Moving from Propel to Doctrine

Oh I like the Unit of Work pattern! I’m used to using Unit of Work and Repositories (we call them Finders) in the Java world of my professional career. I was sceptical at first because of the increased code complexity, but when the platform provides it it is nice. At work we have worked hard to optimise it, for example using JDBC Batch mode.

Back in the PHP world a task on my web site is logging in a Facebook user. That user needs an entry in the site database to which all other tables join. Once logged in the user becomes a normal user. The user name is read from Facebook, and may have changed.

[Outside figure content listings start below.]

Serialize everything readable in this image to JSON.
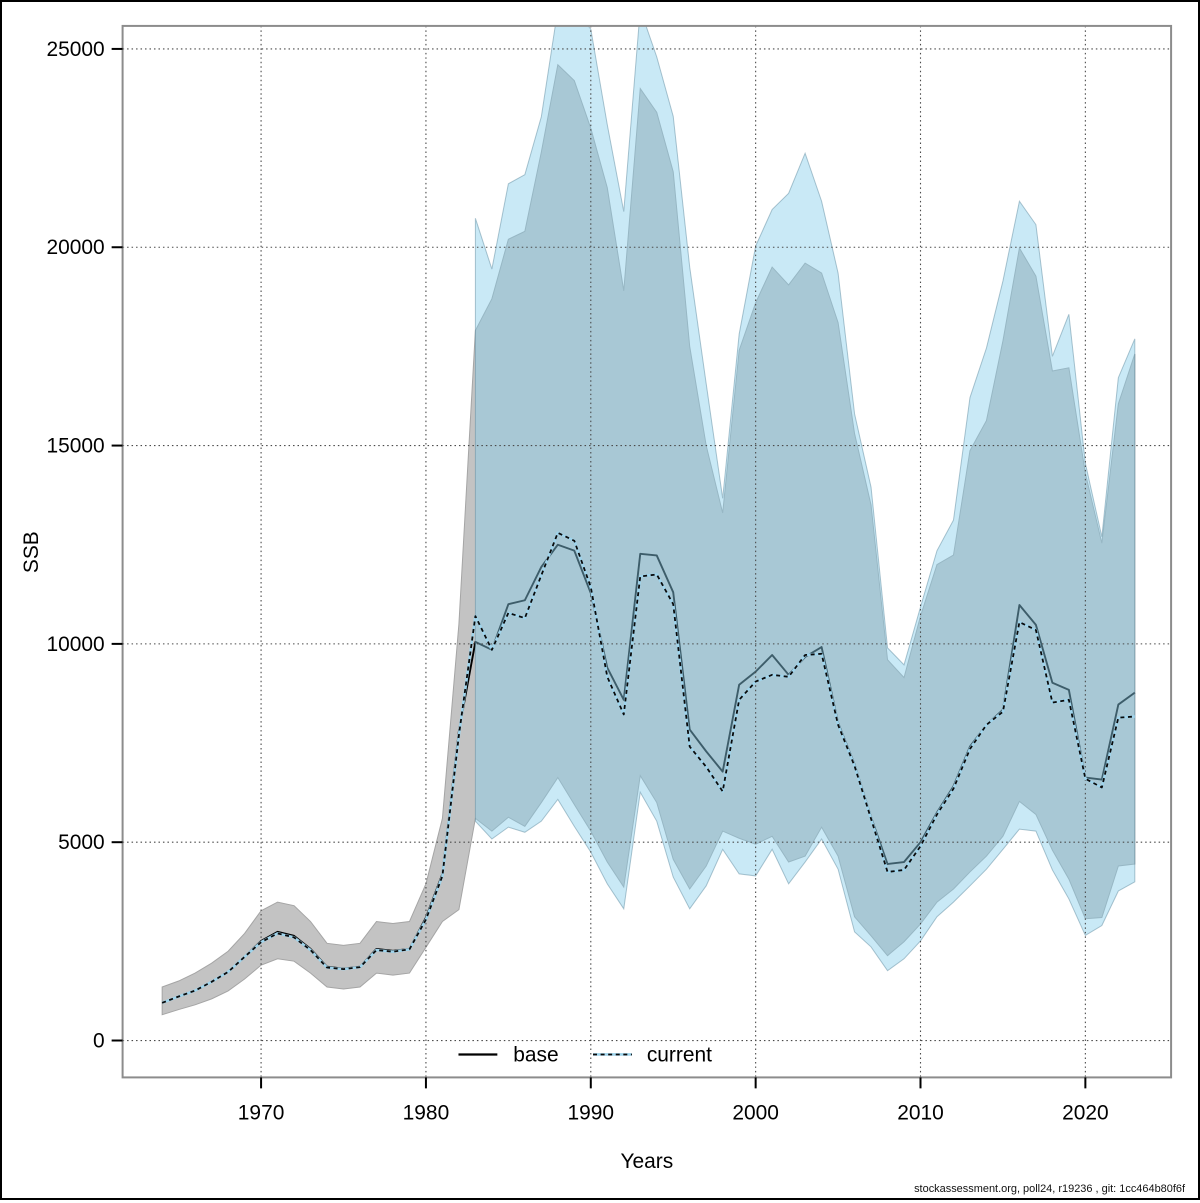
{
  "figure": {
    "ylabel": "SSB",
    "xlabel": "Years",
    "legend": {
      "base_label": "base",
      "current_label": "current"
    },
    "footer": "stockassessment.org, poll24, r19236 , git: 1cc464b80f6f",
    "colors": {
      "base_band": "#c3c3c3",
      "base_band_edge": "#a5a5a5",
      "current_band": "rgba(135,206,235,0.45)",
      "current_band_edge": "rgba(95,140,160,0.5)",
      "base_line": "#000000",
      "current_line_under": "#9fd4ec",
      "current_line_dash": "#0a0a0a",
      "grid": "#4a4a4a",
      "frame": "#8c8c8c"
    }
  },
  "chart_data": {
    "type": "area",
    "title": "",
    "xlabel": "Years",
    "ylabel": "SSB",
    "legend_position": "bottom-center-inside",
    "grid": "dotted",
    "xlim": [
      1961.6,
      2025.2
    ],
    "ylim": [
      -930,
      25580
    ],
    "x_ticks": [
      1970,
      1980,
      1990,
      2000,
      2010,
      2020
    ],
    "y_ticks": [
      0,
      5000,
      10000,
      15000,
      20000,
      25000
    ],
    "years": [
      1964,
      1965,
      1966,
      1967,
      1968,
      1969,
      1970,
      1971,
      1972,
      1973,
      1974,
      1975,
      1976,
      1977,
      1978,
      1979,
      1980,
      1981,
      1982,
      1983,
      1984,
      1985,
      1986,
      1987,
      1988,
      1989,
      1990,
      1991,
      1992,
      1993,
      1994,
      1995,
      1996,
      1997,
      1998,
      1999,
      2000,
      2001,
      2002,
      2003,
      2004,
      2005,
      2006,
      2007,
      2008,
      2009,
      2010,
      2011,
      2012,
      2013,
      2014,
      2015,
      2016,
      2017,
      2018,
      2019,
      2020,
      2021,
      2022,
      2023
    ],
    "series": [
      {
        "name": "base",
        "style": "solid-black",
        "mean": [
          950,
          1110,
          1260,
          1480,
          1730,
          2110,
          2510,
          2740,
          2640,
          2310,
          1860,
          1810,
          1860,
          2310,
          2260,
          2310,
          3100,
          4200,
          7800,
          10050,
          9850,
          11000,
          11100,
          11940,
          12500,
          12350,
          11280,
          9400,
          8590,
          12270,
          12230,
          11300,
          7840,
          7290,
          6780,
          8970,
          9300,
          9720,
          9220,
          9670,
          9920,
          8010,
          6960,
          5630,
          4450,
          4500,
          5000,
          5750,
          6410,
          7410,
          7960,
          8340,
          10980,
          10480,
          9020,
          8840,
          6630,
          6580,
          8470,
          8770
        ],
        "band_lo": [
          650,
          780,
          900,
          1050,
          1250,
          1550,
          1900,
          2060,
          2000,
          1700,
          1350,
          1300,
          1350,
          1700,
          1650,
          1700,
          2350,
          3000,
          3300,
          5600,
          5280,
          5630,
          5400,
          6000,
          6630,
          5950,
          5280,
          4500,
          3870,
          6680,
          6000,
          4570,
          3820,
          4400,
          5280,
          5100,
          4950,
          5150,
          4500,
          4650,
          5380,
          4650,
          3120,
          2640,
          2140,
          2490,
          2940,
          3490,
          3820,
          4250,
          4650,
          5150,
          6030,
          5700,
          4800,
          4070,
          3070,
          3100,
          4400,
          4450
        ],
        "band_hi": [
          1350,
          1500,
          1700,
          1950,
          2250,
          2700,
          3270,
          3490,
          3400,
          3000,
          2450,
          2400,
          2450,
          3000,
          2950,
          3000,
          3950,
          5600,
          10500,
          17900,
          18700,
          20200,
          20400,
          22400,
          24600,
          24200,
          23000,
          21500,
          18900,
          24000,
          23400,
          21900,
          17500,
          15000,
          13300,
          17400,
          18600,
          19500,
          19050,
          19600,
          19350,
          18100,
          15300,
          13500,
          9600,
          9150,
          10700,
          12000,
          12240,
          14870,
          15630,
          17640,
          19980,
          19270,
          16880,
          16960,
          14300,
          12540,
          16050,
          17310
        ]
      },
      {
        "name": "current",
        "style": "dotted-blue",
        "mean": [
          950,
          1110,
          1260,
          1480,
          1730,
          2110,
          2480,
          2700,
          2600,
          2280,
          1840,
          1800,
          1850,
          2280,
          2240,
          2300,
          3050,
          4150,
          7700,
          10700,
          9850,
          10780,
          10650,
          11730,
          12800,
          12600,
          11430,
          9170,
          8220,
          11700,
          11750,
          11000,
          7410,
          6900,
          6280,
          8590,
          9050,
          9220,
          9170,
          9720,
          9750,
          7960,
          6920,
          5590,
          4250,
          4300,
          4900,
          5700,
          6350,
          7350,
          7960,
          8290,
          10550,
          10350,
          8520,
          8590,
          6600,
          6380,
          8140,
          8170
        ],
        "band_start_year": 1983,
        "band_lo": [
          5530,
          5080,
          5380,
          5250,
          5530,
          6080,
          5400,
          4750,
          3950,
          3320,
          6260,
          5530,
          4120,
          3320,
          3900,
          4820,
          4200,
          4150,
          4820,
          3950,
          4500,
          5080,
          4320,
          2740,
          2360,
          1760,
          2060,
          2510,
          3120,
          3490,
          3900,
          4320,
          4820,
          5330,
          5280,
          4300,
          3570,
          2650,
          2900,
          3770,
          4000
        ],
        "band_hi": [
          20730,
          19450,
          21600,
          21830,
          23290,
          26000,
          26000,
          25500,
          23090,
          20900,
          26000,
          24800,
          23300,
          19500,
          16560,
          13670,
          17810,
          20030,
          20950,
          21360,
          22370,
          21160,
          19350,
          15800,
          13950,
          9900,
          9470,
          10930,
          12350,
          13120,
          16210,
          17460,
          19150,
          21160,
          20570,
          17250,
          18310,
          14550,
          12700,
          16710,
          17690
        ]
      }
    ]
  }
}
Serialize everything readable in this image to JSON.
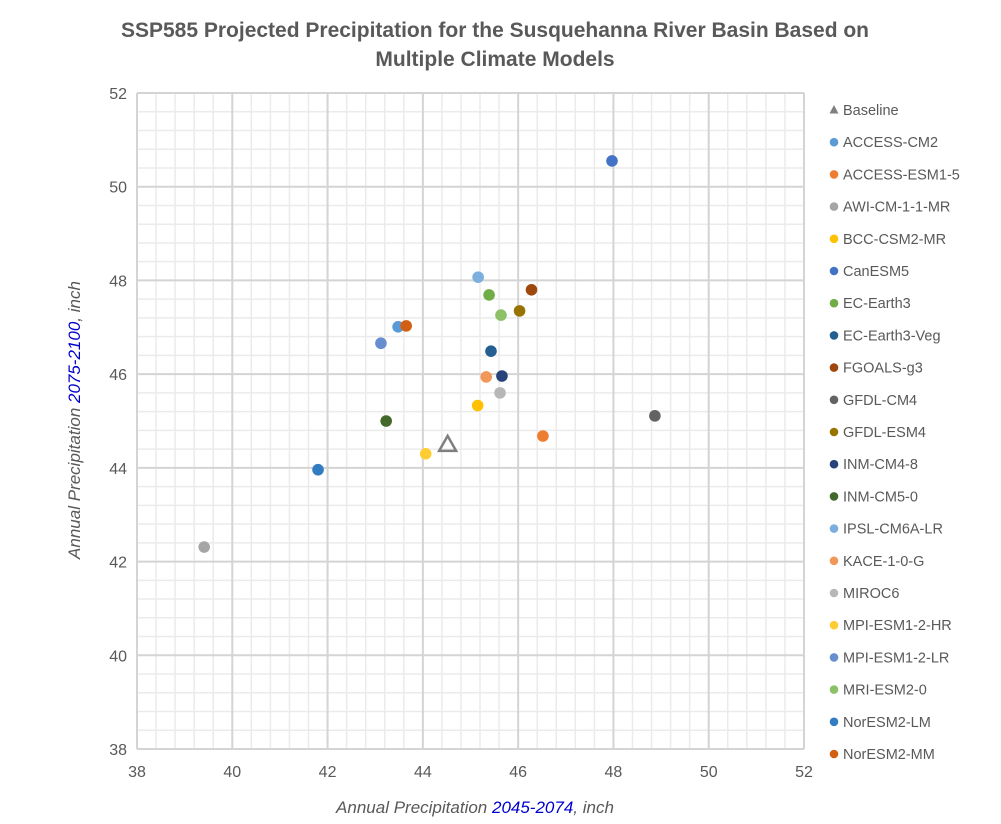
{
  "chart_data": {
    "type": "scatter",
    "title_line1": "SSP585 Projected Precipitation for the Susquehanna River Basin Based on",
    "title_line2": "Multiple Climate Models",
    "xlabel": {
      "prefix": "Annual Precipitation ",
      "highlight": "2045-2074",
      "suffix": ", inch"
    },
    "ylabel": {
      "prefix": "Annual Precipitation ",
      "highlight": "2075-2100",
      "suffix": ", inch"
    },
    "xlim": [
      38,
      52
    ],
    "ylim": [
      38,
      52
    ],
    "xticks": [
      38,
      40,
      42,
      44,
      46,
      48,
      50,
      52
    ],
    "yticks": [
      38,
      40,
      42,
      44,
      46,
      48,
      50,
      52
    ],
    "grid": true,
    "minor_grid_step": 0.4,
    "legend_position": "right",
    "highlight_color": "#0000CC",
    "series": [
      {
        "name": "Baseline",
        "marker": "triangle",
        "color": "#7F7F7F",
        "x": 44.52,
        "y": 44.49
      },
      {
        "name": "ACCESS-CM2",
        "color": "#5B9BD5",
        "x": 43.48,
        "y": 47.01
      },
      {
        "name": "ACCESS-ESM1-5",
        "color": "#ED7D31",
        "x": 46.52,
        "y": 44.68
      },
      {
        "name": "AWI-CM-1-1-MR",
        "color": "#A5A5A5",
        "x": 39.41,
        "y": 42.31
      },
      {
        "name": "BCC-CSM2-MR",
        "color": "#FFC000",
        "x": 45.15,
        "y": 45.33
      },
      {
        "name": "CanESM5",
        "color": "#4472C4",
        "x": 47.97,
        "y": 50.55
      },
      {
        "name": "EC-Earth3",
        "color": "#70AD47",
        "x": 45.39,
        "y": 47.69
      },
      {
        "name": "EC-Earth3-Veg",
        "color": "#255E91",
        "x": 45.43,
        "y": 46.49
      },
      {
        "name": "FGOALS-g3",
        "color": "#9E480E",
        "x": 46.28,
        "y": 47.8
      },
      {
        "name": "GFDL-CM4",
        "color": "#636363",
        "x": 48.87,
        "y": 45.11
      },
      {
        "name": "GFDL-ESM4",
        "color": "#997300",
        "x": 46.03,
        "y": 47.35
      },
      {
        "name": "INM-CM4-8",
        "color": "#264478",
        "x": 45.66,
        "y": 45.96
      },
      {
        "name": "INM-CM5-0",
        "color": "#43682B",
        "x": 43.23,
        "y": 45.0
      },
      {
        "name": "IPSL-CM6A-LR",
        "color": "#7CAFDD",
        "x": 45.16,
        "y": 48.07
      },
      {
        "name": "KACE-1-0-G",
        "color": "#F1975A",
        "x": 45.33,
        "y": 45.94
      },
      {
        "name": "MIROC6",
        "color": "#B7B7B7",
        "x": 45.62,
        "y": 45.6
      },
      {
        "name": "MPI-ESM1-2-HR",
        "color": "#FFCD33",
        "x": 44.06,
        "y": 44.3
      },
      {
        "name": "MPI-ESM1-2-LR",
        "color": "#698ED0",
        "x": 43.12,
        "y": 46.66
      },
      {
        "name": "MRI-ESM2-0",
        "color": "#8CC168",
        "x": 45.64,
        "y": 47.26
      },
      {
        "name": "NorESM2-LM",
        "color": "#327DC2",
        "x": 41.8,
        "y": 43.96
      },
      {
        "name": "NorESM2-MM",
        "color": "#D26012",
        "x": 43.65,
        "y": 47.03
      }
    ]
  }
}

The Propel solution had the following code in the Login.php class

private static function getOrCreateFacebookUser($facebookId, $facebookName)
{
	$user = UserQuery::create()->filterByFacebookId($facebookId)->findOne();

	if(!$user)
	{
		$user = new User();
		$user->setFacebookId($facebookId);	
		$user->setName($facebookName);
		$user->createNewPostingKey();
		$user->save();
	}
        else if($user->getName() != $facebookName)
	{
		$user->setName($facebookName);
		$user->save();
	}
	return $user;
}

In Doctrine I have placed this method in the User Repository. The caller is responsible for committing the Unit of Work using Doctrine’s flush() method. I can set the name property with impunity knowing that Doctrine will not write the change to the database if it does not need to.

        /**
         * Find or create a User for a given set of Facebook credentials.
         * The Entity Manager is not flushed.
         */
        public function findOrCreateFacebookUser($facebookId, $facebookName)
        {
                $user = $this->findOneBy(array('facebook' => $facebookId));
                if(! $user)
                {
                        $user = new User();
                        $user->setFacebook($facebookId);
                        $user->setName($facebookName);
                        $user->makeNewPostingKey();
                        $this->_em->persist($user);
                }
                $user->setName($facebookName);
                return $user;
        }

Doctrine provides an Entity Map, another advantage of Unit of Work. This would mean that if any other query within the Unit of Work looks up the user then they’ll find my already loaded and modified version. All we need is soft locking and Doctrine will be getting close to my work environment. The Doctrine manual notes that my newly created user will not show up in queries. Doctrine also provides quite granular control over the Unit of Work, which may help in some situations.

My test script for the above and related code is

$user = $entityManager->getRepository('\Entities\User')->findOrCreateFacebookUser(1000,'Test Record');
$user->setPassword("Top Secret Password");
if($user->checkPassword("Top Secret Password"))
{
        print("Check password OK\n");
}
if(!$user->checkPassword("The Wrong Password"))
{
        print("Check password incorrect OK\n");
}
$entityManager->flush();
print_r($user);

This works as expected. If I modify the created user record on the database and rerun I see the change in the print_r output. When I rerun the script I note that the new password hash has been saved to the database.